Compared to other SUVs on the market, the Tesla Model X looks and acts like it’s from outer space.
Hitting 60 mph in just 3.2 seconds is a feat once reserved for megabuck supercars. Add in jaw-dropping, out-of-this-world Falcon Wing doors that rise like Icarus heading for the sun plus enough technology to satisfy even the most fussy of gadgetphiles and you have a machine that truly seems like its landed here from the future.
Any machine defined by its extremes is sure to draw polarizing reactions and no vehicle embodies this more than the Model X. Simultaneously displaying warp speed thrust and, at times, mind-boggling complexity, there are very clear Tesla Model X pros and cons. Check them out here:
2018 Tesla Model X Pros and Cons
Power: In P100D trim, the SUV deploys twin electric motors to push the Model X to 60 mph in a reported 2.9 seconds. It can zap a left-lane lollygagger in an instant, accelerating from 45 to 65mph in a scant 1.4 seconds. Combined horsepower numbers for the performance edition are hard to nail down but it is known that the front motor makes 259 horses and the rear produces 503 ponies, more than enough for this 5,381lb SUV to show its taillights to any number of high-dollar sports cars.
Technology: Tesla’s star centerpiece of the interior, its fabulous 17-inch touchscreen display is instantly intuitive to a generation of drivers ingrained in the swiping, pinching, and tapping of handheld tablets. Highly visible maps, jumbotron-style view for the backup camera, and boasting a 1920×1200 resolution, the Model X’s infotainment system is leagues better than anything else in today’s market.
Range: Barring a day of constant dragstrip launches, the Model X will eclipse the 250-mile barrier on a single charge, with the company advertising a 289-mile range as rated by the EPA. Tesla invested heavily in building Supercharger stations around the country, so many owners in urban areas never feel the dreaded range anxiety that used to be part-and-parcel of the electric car experience.
Style: Save for the Model X’s panoramic windshield, which makes the SUV look like it has a really high forehead, the rig looks fantastic as it does a great job of incorporating Tesla family design choices onto an SUV. The narrow headlamps give it the look of a suspicious cat, while the chrome spears serving as door handles would look at home on a hyper-luxury sedan. The rear passenger Falcon Wing doors are simultaneously completely unnecessary and completely fabulous.
ALSO SEE: 2018 Tesla Model 3 Pros and Cons
Prestige: Whether one feels it is earned or not, the Tesla brand has curated a significant level of status, jockeying with Mercs and Jags for prime valet space in front of fancy hotels around the world. Wheeling a Model X around town announces a statement of “I’m rich, I’m an early adopter, and I’m saving the planet.” If that Model X is a P100D with Ludicrous Mode engaged, one can add “Now, get out of my way,” to that statement.

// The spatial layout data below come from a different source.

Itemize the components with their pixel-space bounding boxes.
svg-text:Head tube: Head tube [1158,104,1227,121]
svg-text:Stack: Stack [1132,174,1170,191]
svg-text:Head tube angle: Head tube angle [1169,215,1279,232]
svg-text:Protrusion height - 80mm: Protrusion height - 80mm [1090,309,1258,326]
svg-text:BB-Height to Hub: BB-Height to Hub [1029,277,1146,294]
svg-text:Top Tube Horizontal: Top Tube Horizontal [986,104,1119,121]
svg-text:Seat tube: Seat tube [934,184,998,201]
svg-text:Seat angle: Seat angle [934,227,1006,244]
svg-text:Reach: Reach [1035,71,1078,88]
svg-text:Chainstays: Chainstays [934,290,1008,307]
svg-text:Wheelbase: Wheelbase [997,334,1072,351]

Value: It’s true the Model X packs in an impressive amount of technology, not the least of which the ability to travel nearly 300 miles in an SUV on a single charge of electricity. However, a check-all-the-boxes fully loaded P100D model can crest $150,000 including destination fees. Federal rebates do exist to offset some of that cost, but it is unclear how long those incentives will remain.

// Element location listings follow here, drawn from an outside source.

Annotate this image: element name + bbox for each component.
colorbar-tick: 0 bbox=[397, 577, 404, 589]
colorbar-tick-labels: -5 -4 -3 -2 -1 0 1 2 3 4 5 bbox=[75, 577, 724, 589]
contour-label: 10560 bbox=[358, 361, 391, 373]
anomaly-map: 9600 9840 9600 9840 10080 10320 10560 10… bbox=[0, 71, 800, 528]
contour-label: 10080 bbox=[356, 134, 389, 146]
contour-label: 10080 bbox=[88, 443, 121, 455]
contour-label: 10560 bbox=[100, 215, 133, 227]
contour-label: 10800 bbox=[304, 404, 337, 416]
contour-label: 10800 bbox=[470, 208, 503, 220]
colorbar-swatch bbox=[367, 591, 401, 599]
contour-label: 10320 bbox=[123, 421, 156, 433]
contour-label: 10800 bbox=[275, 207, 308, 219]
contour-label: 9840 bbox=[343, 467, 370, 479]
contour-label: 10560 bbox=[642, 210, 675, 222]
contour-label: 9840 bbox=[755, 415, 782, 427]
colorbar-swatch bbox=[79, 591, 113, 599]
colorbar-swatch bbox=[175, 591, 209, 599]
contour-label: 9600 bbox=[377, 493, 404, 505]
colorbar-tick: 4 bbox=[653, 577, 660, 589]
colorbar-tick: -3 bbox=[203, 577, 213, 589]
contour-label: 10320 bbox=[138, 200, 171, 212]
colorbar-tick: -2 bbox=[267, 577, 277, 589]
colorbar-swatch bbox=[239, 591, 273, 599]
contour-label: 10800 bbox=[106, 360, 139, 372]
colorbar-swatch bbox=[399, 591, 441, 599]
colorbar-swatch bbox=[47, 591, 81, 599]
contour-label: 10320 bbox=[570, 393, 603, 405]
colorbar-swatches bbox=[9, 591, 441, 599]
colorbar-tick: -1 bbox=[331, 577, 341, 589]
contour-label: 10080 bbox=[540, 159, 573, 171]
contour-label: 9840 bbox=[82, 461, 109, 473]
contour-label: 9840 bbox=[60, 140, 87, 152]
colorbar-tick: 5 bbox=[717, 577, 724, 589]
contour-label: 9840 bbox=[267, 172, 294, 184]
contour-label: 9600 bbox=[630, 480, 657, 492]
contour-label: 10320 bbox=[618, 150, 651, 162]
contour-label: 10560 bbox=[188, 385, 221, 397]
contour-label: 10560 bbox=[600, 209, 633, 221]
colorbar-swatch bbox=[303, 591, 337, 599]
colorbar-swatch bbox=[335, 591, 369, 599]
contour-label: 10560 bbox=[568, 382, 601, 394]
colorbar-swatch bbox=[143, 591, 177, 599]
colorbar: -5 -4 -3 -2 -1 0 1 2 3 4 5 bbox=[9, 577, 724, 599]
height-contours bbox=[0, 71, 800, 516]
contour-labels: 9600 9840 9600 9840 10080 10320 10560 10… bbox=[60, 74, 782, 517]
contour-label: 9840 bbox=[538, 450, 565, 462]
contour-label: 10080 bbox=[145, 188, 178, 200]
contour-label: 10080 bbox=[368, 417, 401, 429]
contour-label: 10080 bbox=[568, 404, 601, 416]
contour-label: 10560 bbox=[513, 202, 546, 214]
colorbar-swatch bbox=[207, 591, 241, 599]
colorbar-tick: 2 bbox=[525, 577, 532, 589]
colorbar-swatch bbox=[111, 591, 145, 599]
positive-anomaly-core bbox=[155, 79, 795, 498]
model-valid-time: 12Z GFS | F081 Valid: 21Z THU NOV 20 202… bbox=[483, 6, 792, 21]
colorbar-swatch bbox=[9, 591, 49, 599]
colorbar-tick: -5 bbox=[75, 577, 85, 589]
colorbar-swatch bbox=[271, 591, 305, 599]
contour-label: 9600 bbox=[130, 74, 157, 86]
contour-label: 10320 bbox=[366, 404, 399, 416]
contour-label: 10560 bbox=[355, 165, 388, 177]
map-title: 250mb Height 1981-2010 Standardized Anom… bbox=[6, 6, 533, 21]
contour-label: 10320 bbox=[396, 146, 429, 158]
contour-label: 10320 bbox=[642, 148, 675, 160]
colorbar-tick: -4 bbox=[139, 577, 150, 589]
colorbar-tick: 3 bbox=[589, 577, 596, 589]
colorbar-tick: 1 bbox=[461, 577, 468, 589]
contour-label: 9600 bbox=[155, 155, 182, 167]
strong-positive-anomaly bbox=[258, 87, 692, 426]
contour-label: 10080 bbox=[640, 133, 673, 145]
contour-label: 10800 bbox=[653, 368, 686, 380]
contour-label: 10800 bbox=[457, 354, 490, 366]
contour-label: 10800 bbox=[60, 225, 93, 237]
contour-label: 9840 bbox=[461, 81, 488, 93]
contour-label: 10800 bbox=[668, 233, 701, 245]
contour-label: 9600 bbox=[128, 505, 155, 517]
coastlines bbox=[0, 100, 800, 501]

Form Over Function: There are several features of the Model X that are completely over-engineered simply in an effort to be cool or different. The jaw-dropping Falcon Wing doors are effortlessly cool but don’t really do anything practical beyond allowing access in a really tight space, something a sliding minivan door does equally well but without the theater. Optional second-row bucket seats look fantastic with their monopost design but cannot be folded to free up more cargo room after an especially productive trip to IKEA.
Reported Build Quality: Many corners of the internet are awash with reports of Model X quality problems one would find unacceptable on an entry-level economy car, let alone on a status symbol costing in excess of $100,000. Die-hard fans of the brand are more than happy to gloss over any quality issues, being far more forgiving than customers of traditional mass-market brands.
Company Future: As a company, Tesla regularly fails to post a quarterly profit, concerning in the automotive industry where profits are kinda important in order to stay afloat and make more cars. The company’s CEO, Elon Musk, is quite adept at raising capital in unique ways (Tesla flamethrower, anyone?) but Tesla itself has generally had a hard time adding scratch to its balance sheet by selling cars. Musk has been quoted this year saying he fully expects the company to be “profitable and cash flow positive” by the end of this year.